Thursday, February 28, 2013

2/28/13

Last night in L.A.
By Robin Wyatt Dunn


She knew I was a killer the moment she laid eyes on me and I knew she was a tramp the moment I laid eyes on her.

“What’ll it be, sir?’ she asked, and I put a C-note on the bar and leaned in closer to her to whisper: “I need an incision, on my left thigh.”

“What?” she said.

“Just kidding,” I said. “I need some whiskey, please.”

The boys from the Beach Arcology rolled in then, and I dove for the table nearest me, throwing it forward and ducking behind it as smoothly as I could manage, grinning as their shotguns tore off the arm of the pretty looking lady who’d been sitting there a moment previous.

The beautiful belle dame behind the bar, the tramp with the darkest eyes I’d ever seen called out: “I’ve called the cops already – they’ll be here in five minutes!”

“That’s long enough,” snickered Foamy Joe of the Beach, and tossed a grenade right at me. Call me a coward: I ran, right back to the bar, catching the belle dame just as she was slipping down the trap door on the rope.

I was down after her, praying to the loa of the freeway, the Interstate I used to love, back when we had gas.

“Commerce used to be classy,” she said, as I climbed on the back of her horse, and gripped her smooth hips.

“Now we get reorganized every three weeks,” she said, spitting.

“You want to leave town?’ I said.

“Not yet,” she said. “We have to establish the radiation zone.”

“Fuck me.”

- -

Urban renewal is different in an era of accelerated atomic decay: the newest nukes have radioactive half-lives of only a few hours. Real estate on the west coast of North America went through the roof as soon as the first one was used in the field: Canadian lumber was the new gangbusters.

“How about Canada?” she shouted back at me.

Canada means village. Maybe I can be one of the het-men: rise early in the morning to sit outside the general store and live in the strange unfoundering assurance of community appeal. Like the cigar store Indian, sometimes killers work best when they attain motionlessness.

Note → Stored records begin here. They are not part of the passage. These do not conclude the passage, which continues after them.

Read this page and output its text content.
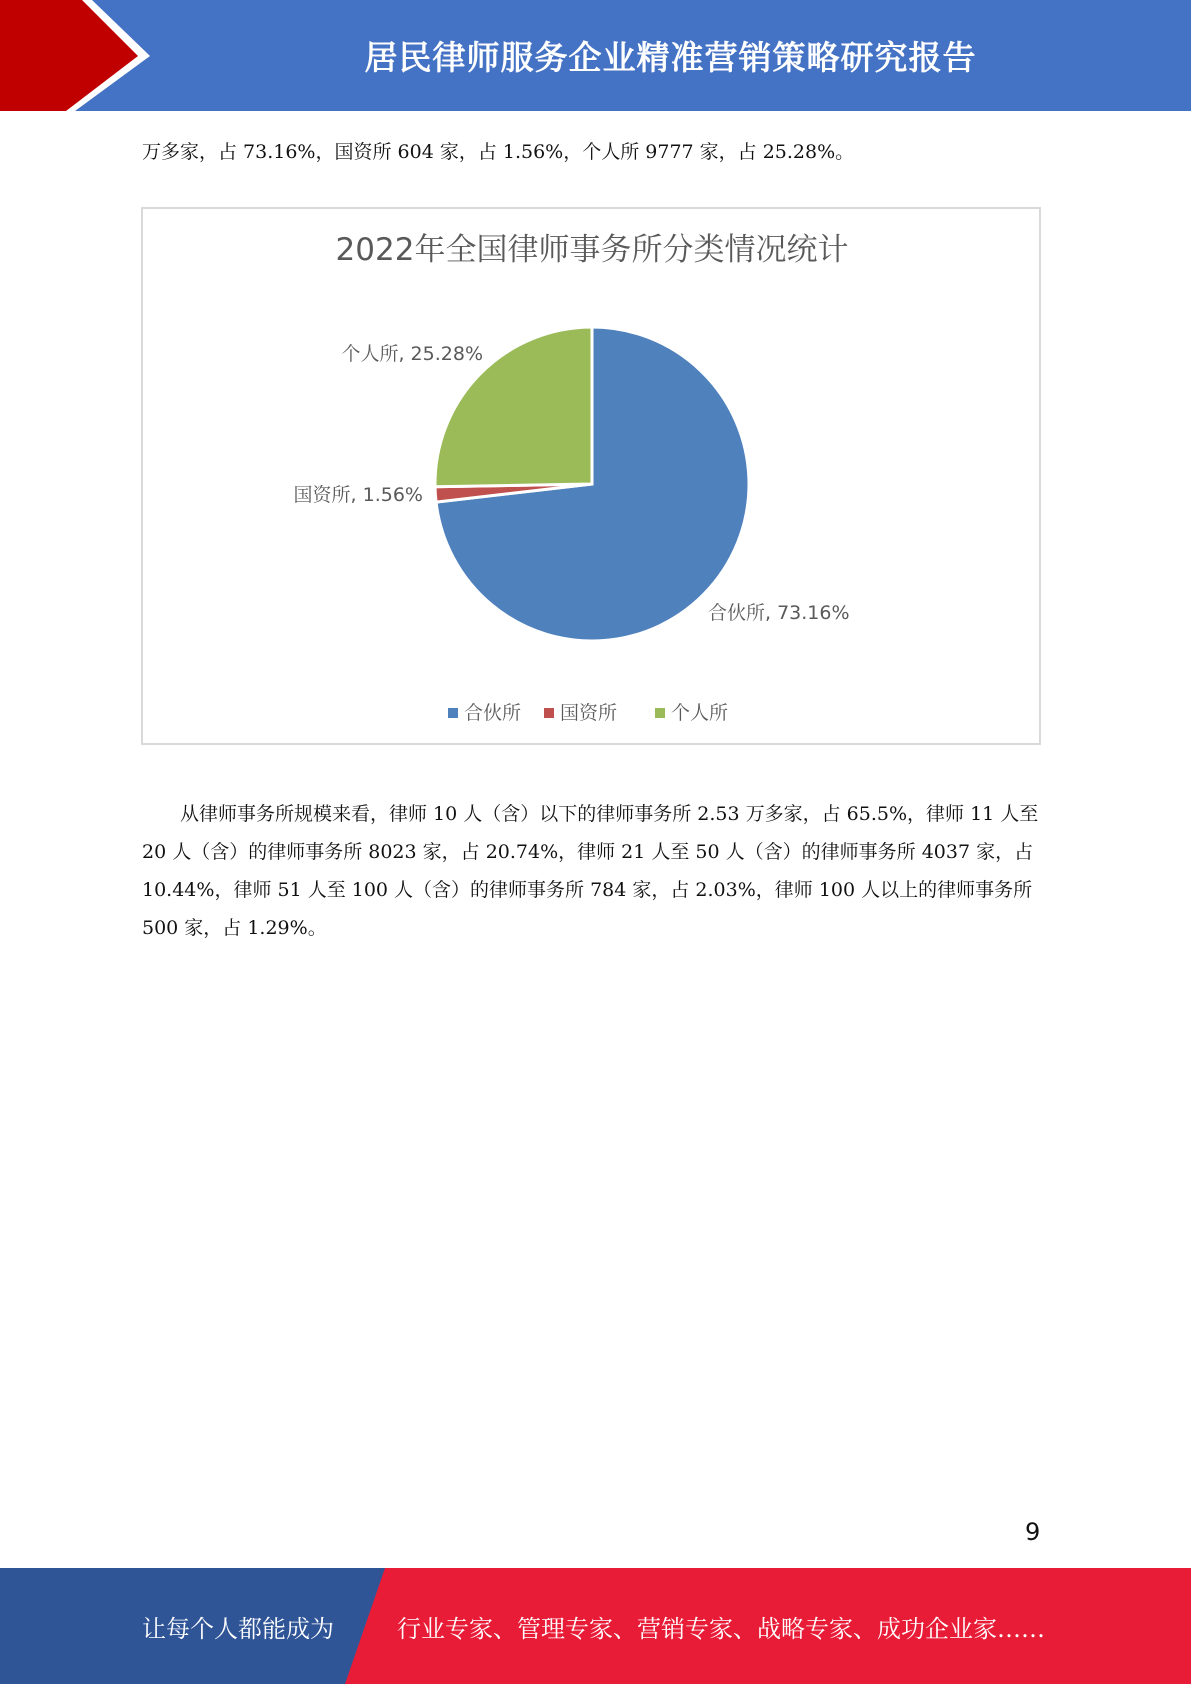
居民律师服务企业精准营销策略研究报告

万多家，占 73.16%，国资所 604 家，占 1.56%，个人所 9777 家，占 25.28%。

2022年全国律师事务所分类情况统计
合伙所, 73.16%
国资所, 1.56%
个人所, 25.28%
合伙所 国资所	个人所

从律师事务所规模来看，律师 10 人（含）以下的律师事务所 2.53 万多家，占 65.5%，律师 11 人至 20 人（含）的律师事务所 8023 家，占 20.74%，律师 21 人至 50 人（含）的律师事务所 4037 家，占 10.44%，律师 51 人至 100 人（含）的律师事务所 784 家，占 2.03%，律师 100 人以上的律师事务所 500 家，占 1.29%。

9
让每个人都能成为	行业专家、管理专家、营销专家、战略专家、成功企业家……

“Can we go on the dole?” I shouted back.

“I’d never respect you!”

“But I’d fuck you every night.”

“I could get a better offer!”

“I always wanted to be a lumberjack!” Would they take a man with a permanent colony of antibiotic-resistant bacteria in his thigh?

“Shut up and watch for drones!” she said.

We rode all through the night, me and the real estate scout who could call in nukes.